Barclays Kenya to cut 200 jobs to control costs
Barclays Bank of Kenya, majority-owned by British lender Barclays, is cutting 200 management-level staff, or about 5 percent of its workforce, to cut costs by an unspecified amount.
Spokeswoman Nuru Mugambi said on Wednesday the lender had "reviewed its structure to better match the strategic direction of its business".
Shares in Kenya's second biggest bank in Kenya by assets were flat at 64.00 shillings. The stock fell late last year when news of the job cuts first filtered into the market.
African Alliance Investment Bank analyst Francis Mwangi said investors would likely hold onto the stock in anticipation of earnings per share being buoyed by last year's sale of its custody business to rival Standard Chartered Kenya.
Barclays Bank of Kenya was due to report full-year results in March. On November 19, it reported nine-month pretax profit rose 6 percent to 7.01 billion shillings, while loans and advances to customers fell 5 percent to 91.7 billion.

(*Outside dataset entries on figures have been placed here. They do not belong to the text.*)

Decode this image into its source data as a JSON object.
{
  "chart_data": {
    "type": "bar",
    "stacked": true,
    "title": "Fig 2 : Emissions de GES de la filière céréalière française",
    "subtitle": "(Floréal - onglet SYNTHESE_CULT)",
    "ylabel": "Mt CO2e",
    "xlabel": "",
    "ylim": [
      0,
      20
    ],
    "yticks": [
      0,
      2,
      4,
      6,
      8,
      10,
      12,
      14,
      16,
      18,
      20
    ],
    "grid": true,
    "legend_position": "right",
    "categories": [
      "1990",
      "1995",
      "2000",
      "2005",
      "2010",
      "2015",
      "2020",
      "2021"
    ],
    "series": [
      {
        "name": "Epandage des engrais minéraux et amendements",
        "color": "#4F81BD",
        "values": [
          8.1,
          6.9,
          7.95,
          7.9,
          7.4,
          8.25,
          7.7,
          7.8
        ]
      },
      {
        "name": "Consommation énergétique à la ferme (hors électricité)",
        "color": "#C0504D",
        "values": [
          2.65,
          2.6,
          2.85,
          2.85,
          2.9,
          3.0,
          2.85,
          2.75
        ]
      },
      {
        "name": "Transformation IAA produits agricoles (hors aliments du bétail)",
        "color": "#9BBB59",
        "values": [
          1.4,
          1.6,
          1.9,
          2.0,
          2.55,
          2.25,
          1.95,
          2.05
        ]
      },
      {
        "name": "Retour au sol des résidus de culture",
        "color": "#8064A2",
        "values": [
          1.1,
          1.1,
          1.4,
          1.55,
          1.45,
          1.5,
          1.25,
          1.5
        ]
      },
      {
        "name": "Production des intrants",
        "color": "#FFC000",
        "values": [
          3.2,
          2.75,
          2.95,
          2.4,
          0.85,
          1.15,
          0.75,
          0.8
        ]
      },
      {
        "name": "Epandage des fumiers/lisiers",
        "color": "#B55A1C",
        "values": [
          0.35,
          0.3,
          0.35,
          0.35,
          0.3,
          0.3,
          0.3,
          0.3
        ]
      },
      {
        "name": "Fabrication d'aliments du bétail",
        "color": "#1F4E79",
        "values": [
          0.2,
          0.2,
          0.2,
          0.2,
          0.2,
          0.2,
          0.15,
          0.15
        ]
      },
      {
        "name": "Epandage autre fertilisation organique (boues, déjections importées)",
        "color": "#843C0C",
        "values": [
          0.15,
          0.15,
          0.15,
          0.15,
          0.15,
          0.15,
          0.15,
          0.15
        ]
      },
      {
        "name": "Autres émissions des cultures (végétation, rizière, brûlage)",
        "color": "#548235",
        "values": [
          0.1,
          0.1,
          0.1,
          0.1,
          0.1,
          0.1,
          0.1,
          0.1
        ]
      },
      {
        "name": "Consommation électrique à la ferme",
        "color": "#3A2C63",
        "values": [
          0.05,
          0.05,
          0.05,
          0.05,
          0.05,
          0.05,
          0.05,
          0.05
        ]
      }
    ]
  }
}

Mwangi said Barclays Bank of Kenya had been the best performer in terms of growing its advances in 2007-08, but shifted strategy following the financial crisis and became more conservative as part of the bank's global group strategy.
"By cutting costs, the signal is that the bank wants to remain conservative compared with its peers ... The bank's peers have seen an average growth of the loan books of about 20 percent, while Barclays has been negative since the last quarter of 2008," he said.